The Living Thing / Notebooks :

Open notebook science

and other strategies for reproducible research

Tom Gauld:

Hazard labels used in our laboratory
Hazard labels used in our laboratory

Methodologies of how to publish your methods, not technical details. Technical details are under build/pipelines tools The painful process of journals and article validation is under academic publishing.

The Knowledge Repository is one open workflow sharing platform. Motivation:

[…]our process combines the code review of engineering with the peer review of academia, wrapped in tools to make it all go at startup speed. As in code reviews, we check for code correctness and best practices and tools. As in peer reviews, we check for methodological improvements, connections with preexisting work, and precision in expository claims. We typically don’t aim for a research post to cover every corner of investigation, but instead prefer quick iterations that are correct and transparent about their limitations.

This is coupled closely with build tools.

Actually existing reproducible research tools

See Scientific workbooks as well as scientific computation build tools.

Basic steps toward reproducible research. See also scientific computation workflow, and build/pipelines tools. The painful process of journals and article validation is under academic publishing.

Open notebooks

What do you get when you take your scientific workbooks or other and publish them online along with the data? An open notebook! These are huge in the machine learning pedagogy world right now, and small-to-medium in the applied-machine-learning, especially the recruitment end of that. They are noticeable but rare AFAICS in the rest of the world.

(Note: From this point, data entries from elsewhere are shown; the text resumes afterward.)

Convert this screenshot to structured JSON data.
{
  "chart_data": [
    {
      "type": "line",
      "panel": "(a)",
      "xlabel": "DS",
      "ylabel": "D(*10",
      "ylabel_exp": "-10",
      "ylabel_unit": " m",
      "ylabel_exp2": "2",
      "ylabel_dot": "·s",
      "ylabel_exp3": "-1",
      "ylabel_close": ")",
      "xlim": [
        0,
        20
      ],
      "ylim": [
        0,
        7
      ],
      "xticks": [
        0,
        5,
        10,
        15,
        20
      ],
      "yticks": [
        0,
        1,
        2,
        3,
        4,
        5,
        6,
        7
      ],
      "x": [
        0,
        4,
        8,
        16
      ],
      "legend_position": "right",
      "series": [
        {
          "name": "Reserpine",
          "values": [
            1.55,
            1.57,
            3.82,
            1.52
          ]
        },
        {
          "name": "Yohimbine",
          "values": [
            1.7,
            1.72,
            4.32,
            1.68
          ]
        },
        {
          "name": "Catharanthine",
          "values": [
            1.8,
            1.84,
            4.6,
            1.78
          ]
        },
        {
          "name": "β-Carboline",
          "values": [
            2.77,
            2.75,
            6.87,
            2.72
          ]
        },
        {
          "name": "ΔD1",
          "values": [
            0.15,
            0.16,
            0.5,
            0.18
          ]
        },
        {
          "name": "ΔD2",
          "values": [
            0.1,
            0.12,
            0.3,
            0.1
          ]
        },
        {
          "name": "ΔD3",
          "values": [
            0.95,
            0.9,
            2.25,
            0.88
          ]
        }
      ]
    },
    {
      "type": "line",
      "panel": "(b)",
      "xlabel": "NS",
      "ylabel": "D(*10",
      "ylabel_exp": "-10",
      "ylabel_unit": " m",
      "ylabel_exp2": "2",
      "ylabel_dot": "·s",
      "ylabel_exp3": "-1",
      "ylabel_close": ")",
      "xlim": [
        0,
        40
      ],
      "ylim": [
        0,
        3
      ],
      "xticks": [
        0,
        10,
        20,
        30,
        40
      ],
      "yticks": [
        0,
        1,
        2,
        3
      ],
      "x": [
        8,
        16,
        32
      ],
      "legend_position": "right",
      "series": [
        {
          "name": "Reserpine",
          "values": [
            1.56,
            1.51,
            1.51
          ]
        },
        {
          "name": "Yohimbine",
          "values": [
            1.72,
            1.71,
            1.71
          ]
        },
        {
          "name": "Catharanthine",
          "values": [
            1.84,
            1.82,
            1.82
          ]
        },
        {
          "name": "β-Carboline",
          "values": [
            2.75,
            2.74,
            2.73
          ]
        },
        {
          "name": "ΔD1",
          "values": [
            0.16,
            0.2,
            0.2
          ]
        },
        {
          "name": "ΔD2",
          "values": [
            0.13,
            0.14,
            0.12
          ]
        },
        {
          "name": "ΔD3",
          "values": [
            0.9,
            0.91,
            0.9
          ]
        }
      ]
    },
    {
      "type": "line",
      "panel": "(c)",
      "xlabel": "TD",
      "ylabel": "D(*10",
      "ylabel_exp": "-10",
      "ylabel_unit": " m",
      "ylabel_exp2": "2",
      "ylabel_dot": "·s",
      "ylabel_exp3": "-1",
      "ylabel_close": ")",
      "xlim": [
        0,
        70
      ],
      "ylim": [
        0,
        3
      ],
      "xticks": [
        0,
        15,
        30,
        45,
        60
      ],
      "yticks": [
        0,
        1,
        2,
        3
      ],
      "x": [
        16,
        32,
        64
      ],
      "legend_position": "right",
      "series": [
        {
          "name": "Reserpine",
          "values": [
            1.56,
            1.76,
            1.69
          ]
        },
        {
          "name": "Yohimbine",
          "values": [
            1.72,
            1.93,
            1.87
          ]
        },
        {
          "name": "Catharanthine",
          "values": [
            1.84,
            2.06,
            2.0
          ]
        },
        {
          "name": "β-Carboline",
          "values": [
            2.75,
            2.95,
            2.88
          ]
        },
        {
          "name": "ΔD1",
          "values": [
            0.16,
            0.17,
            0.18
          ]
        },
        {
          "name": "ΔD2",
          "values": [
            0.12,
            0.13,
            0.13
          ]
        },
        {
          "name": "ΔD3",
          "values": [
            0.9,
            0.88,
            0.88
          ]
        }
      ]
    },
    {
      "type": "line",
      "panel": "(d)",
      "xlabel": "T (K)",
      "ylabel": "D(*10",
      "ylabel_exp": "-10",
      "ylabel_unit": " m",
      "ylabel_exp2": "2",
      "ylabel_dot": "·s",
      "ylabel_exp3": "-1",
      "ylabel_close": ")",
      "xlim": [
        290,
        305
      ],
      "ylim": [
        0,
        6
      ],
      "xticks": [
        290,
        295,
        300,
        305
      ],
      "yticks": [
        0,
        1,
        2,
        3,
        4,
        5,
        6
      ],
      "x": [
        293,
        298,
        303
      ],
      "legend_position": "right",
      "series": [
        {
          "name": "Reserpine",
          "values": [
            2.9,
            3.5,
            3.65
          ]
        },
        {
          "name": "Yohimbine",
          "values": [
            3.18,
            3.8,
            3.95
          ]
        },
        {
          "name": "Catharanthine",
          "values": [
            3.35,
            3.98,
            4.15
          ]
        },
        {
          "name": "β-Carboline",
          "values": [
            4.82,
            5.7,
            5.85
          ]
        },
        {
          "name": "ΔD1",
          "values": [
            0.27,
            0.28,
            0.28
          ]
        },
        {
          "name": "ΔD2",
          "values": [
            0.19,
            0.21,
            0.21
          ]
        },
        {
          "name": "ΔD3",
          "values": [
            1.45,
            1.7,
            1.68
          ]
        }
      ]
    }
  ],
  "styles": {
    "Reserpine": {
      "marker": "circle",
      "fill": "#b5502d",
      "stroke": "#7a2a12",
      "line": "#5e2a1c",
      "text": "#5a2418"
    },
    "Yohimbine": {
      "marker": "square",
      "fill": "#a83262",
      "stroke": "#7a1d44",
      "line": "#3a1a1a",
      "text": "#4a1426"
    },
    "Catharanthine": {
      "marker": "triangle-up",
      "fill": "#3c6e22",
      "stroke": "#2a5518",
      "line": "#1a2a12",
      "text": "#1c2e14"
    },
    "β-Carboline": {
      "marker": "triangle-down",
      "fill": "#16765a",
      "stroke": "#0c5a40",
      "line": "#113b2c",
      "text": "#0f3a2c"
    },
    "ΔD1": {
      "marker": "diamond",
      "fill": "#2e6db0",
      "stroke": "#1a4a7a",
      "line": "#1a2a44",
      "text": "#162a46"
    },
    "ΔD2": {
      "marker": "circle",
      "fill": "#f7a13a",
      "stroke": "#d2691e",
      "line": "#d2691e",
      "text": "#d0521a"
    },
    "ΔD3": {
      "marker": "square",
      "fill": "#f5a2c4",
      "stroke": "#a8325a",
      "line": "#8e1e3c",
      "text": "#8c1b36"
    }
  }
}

If you want in-depth justifications for open notebooks, see Caleb McDaniel or Ben Marwick’s slide deck.

I’m interested in this because it seems like the actual original pitch for how scientific research was supposed to work, with rapid improvement upon each others’ ideas. Whether I get around to fostering such stuff despite the fact that it is not valued by my employer, that is the question.

Containerized workflow

Docker is designed for reproducible deployment which makes it an approximate fit for reproducible research. See docker for reproducible research.

Build tools

A reproducible experiment is closely coupled to with build tools, which recreate all the, possibly complicated and lengthy, steps. Some of the build tools I document have reproducibility as a primary focus, notably DVC, drake, lancet, and pachyderm.

Sundry data sharing ideas

See Data sharing.


codeocean seems to be a major entrant here.

For the first time, researchers, engineers, developers and scientists can upload code and data in any open source programming language and link working code in a computational environment with the associated article for free. We assign a Digital Object Identifier (DOI) to the algorithm, providing correct attribution and a connection to the published research.

The platform provides open access to the published software code and data to view and download for everyone for free. But the real treat is that users can execute all published code without installing anything on their personal computer. Everything runs in the cloud on CPUs or GPUs according to the user needs. We make it easy to change parameters, modify the code, upload data, run it again, and see how the results change.

The also ran a workshop on this.

Possibly Sylabs cloud is a similar project?